The nature of the message's delivery was also unlike previous appearances of Mary that we have seen this quarter. She said:
"If you have wheat, it is not good to sow it. All that you will sow, the beasts will eat, and that which remains the beasts will not dare to eat... A great famine will come. Before the famine comes, the children under seven years of age will be seized by trembling and they will die in the hands of those who hold them..."
This sounds to me nothing like the benevolent, radiant maternal figure of previous visions and encounters. Rather, it reminds me of the more wrathful Old Testament God. Why was there this sudden and dramatic shift in the tone of the apparition—now somewhat fallible, having initially tried communicating in a language that the children did not understand? The message in the event seemed to have been ignored by the population; there was no large scale attempt by the clergy to use it to rally religious fervor, and it seems that there was little panic caused by the prediction of hardship. Rather, one of the features of the apparition that contributed most to its popularity was the miraculous healing spring.
The message delivered by the apparition at
Lourdes made me think
along similar lines. Among some of Mary's most extolled virtues were her
humility in our earlier readings; although the vision that appeared to
Bernadette was not as wrathful as the one that spoke to Melanie and Maximin, it
seemed to lack that humility. It reportedly had said: "I am the Virgin of
the Immaculate Conception. I want a chapel built on this very spot."
Demanding the construction of a chapel doesn't strike me as particularly
humble. What changed, then, in the image of Mary and the nature of her popular
cult? As the world entered the age of modernity, it seemed that not only did
visions of the Virgin Mary begin appearing to less educated people and become
more accessible to people without a strict religious background and education, but
her messages also began to shift, losing some of their old maternal quality.
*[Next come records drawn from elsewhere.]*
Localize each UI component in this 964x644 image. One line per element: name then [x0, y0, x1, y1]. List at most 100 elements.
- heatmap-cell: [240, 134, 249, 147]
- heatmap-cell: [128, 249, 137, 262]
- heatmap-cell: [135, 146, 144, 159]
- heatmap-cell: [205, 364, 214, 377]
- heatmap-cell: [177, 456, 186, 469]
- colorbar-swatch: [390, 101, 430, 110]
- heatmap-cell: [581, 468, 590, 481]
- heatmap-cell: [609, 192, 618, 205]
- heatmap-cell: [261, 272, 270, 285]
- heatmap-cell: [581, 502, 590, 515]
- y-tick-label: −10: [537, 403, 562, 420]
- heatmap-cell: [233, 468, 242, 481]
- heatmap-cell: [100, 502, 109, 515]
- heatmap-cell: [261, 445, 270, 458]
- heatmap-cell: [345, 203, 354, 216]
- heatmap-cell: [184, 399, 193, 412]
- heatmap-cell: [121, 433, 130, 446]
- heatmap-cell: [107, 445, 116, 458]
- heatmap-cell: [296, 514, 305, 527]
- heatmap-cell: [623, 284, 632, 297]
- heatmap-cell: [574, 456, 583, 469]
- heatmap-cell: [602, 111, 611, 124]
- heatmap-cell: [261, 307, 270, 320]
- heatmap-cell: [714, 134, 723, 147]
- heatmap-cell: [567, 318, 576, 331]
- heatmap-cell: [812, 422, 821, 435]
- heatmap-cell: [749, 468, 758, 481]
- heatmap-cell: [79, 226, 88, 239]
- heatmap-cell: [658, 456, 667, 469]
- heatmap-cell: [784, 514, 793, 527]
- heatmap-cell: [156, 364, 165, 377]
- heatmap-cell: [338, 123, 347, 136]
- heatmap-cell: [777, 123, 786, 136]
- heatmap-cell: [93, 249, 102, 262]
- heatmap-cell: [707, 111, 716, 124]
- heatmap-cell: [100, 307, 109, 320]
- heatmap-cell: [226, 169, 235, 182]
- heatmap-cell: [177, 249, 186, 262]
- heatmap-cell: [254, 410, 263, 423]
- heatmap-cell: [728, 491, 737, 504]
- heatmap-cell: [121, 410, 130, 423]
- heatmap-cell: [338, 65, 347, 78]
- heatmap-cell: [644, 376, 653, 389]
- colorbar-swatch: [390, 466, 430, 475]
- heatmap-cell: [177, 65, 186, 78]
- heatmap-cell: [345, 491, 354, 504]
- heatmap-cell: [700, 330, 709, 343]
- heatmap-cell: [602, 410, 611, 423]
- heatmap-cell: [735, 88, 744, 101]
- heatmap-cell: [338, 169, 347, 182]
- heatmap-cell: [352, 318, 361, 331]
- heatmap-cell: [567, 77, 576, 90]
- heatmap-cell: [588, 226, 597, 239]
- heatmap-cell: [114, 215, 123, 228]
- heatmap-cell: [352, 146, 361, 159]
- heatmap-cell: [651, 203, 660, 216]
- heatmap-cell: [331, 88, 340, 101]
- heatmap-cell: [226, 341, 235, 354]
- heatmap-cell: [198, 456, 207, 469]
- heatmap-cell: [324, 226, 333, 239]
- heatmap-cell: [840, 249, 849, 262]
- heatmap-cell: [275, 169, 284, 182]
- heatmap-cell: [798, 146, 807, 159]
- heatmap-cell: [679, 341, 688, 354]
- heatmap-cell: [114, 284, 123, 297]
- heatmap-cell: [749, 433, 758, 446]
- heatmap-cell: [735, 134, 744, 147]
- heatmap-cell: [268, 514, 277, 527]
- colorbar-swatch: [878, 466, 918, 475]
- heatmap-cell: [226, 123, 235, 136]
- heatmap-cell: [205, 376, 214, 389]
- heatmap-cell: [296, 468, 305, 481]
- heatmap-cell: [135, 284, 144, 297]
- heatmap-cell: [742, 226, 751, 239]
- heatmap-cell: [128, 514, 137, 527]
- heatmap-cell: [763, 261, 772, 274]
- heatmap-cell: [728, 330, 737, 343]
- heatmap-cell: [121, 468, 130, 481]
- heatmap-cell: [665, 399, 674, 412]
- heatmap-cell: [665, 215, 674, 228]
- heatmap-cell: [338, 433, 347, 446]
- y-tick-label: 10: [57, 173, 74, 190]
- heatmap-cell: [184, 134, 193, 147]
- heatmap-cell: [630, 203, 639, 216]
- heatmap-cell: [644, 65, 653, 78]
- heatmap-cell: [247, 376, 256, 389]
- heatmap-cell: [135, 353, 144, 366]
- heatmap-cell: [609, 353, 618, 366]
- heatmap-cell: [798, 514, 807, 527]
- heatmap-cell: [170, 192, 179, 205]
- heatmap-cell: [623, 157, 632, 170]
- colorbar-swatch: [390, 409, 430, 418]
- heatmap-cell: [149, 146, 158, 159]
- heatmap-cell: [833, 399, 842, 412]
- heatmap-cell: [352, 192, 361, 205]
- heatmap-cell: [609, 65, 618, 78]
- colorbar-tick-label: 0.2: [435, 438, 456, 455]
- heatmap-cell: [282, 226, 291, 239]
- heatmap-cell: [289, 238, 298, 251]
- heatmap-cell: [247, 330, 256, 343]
Some of the changes in her appearances' receptions may have been due to simple practicality. Unlike previous writers who we have read, the children at La Salette,
and Fatima came from poor and troubled backgrounds. They
(and those close to them) had little time, much less the religious education
and upbringing in some instances, to properly receive and digest the visions as
Maria de Agreda had done, and in any case had other things to worry about. For
instance, one of the reasons that Lucia's visions created a rift between her
and her mother was that one of the effects of the visions was to hurt them
economically. "Lucia's sisters... found themselves, after the onset of the
apparition, spending a large amount of time dealing with the people who wanted
to speak with Lucia and watching the sheep in her place so that she could spend
time with these people herself... These were matters of considerable
importance, at a time of general economic distress, for a family who had only
limited resources to start with..."
This unfortunate practicality stemming from the children's backgrounds was not the only new aspect of Marian devotion in the "modern" world. As Marian and Christian devotion became more "decentralized" and prominent in local, small towns and villages, the effects of their smallness became more evident. Melanie and Maximin were not fluent in French; there has also been some discussion over the vision at
Lourdes and how it fit
into local Pyrenean religion. "Although [Bernadette's] apparition bore
little resemblance to orthodox Marian imagery, its similarities with mythical
creatures of Pyrenean folklore were much more marked... Bernadette chose the
term used to describe fairies, the little women of the forest." What
Bernadette saw was a little girl—a child like herself, not a maternal figure at
all. Nonetheless, the events at Lourdes
were eventually accepted by the Catholic Church, Bernadette was later canonized
as a saint and the shrine requested by the apparition was built.
Modernity, then—much had changed over the course of the centuries. Visible instances Marian devotion had spread to a much wider social strata, and the nature of the appearances had changed to reflect differences between locales and the unique socioeconomic circumstances of any particular visionary. That these apparitions were accepted by the authorities indicates that these changes were recognized by the Catholic Church, as well.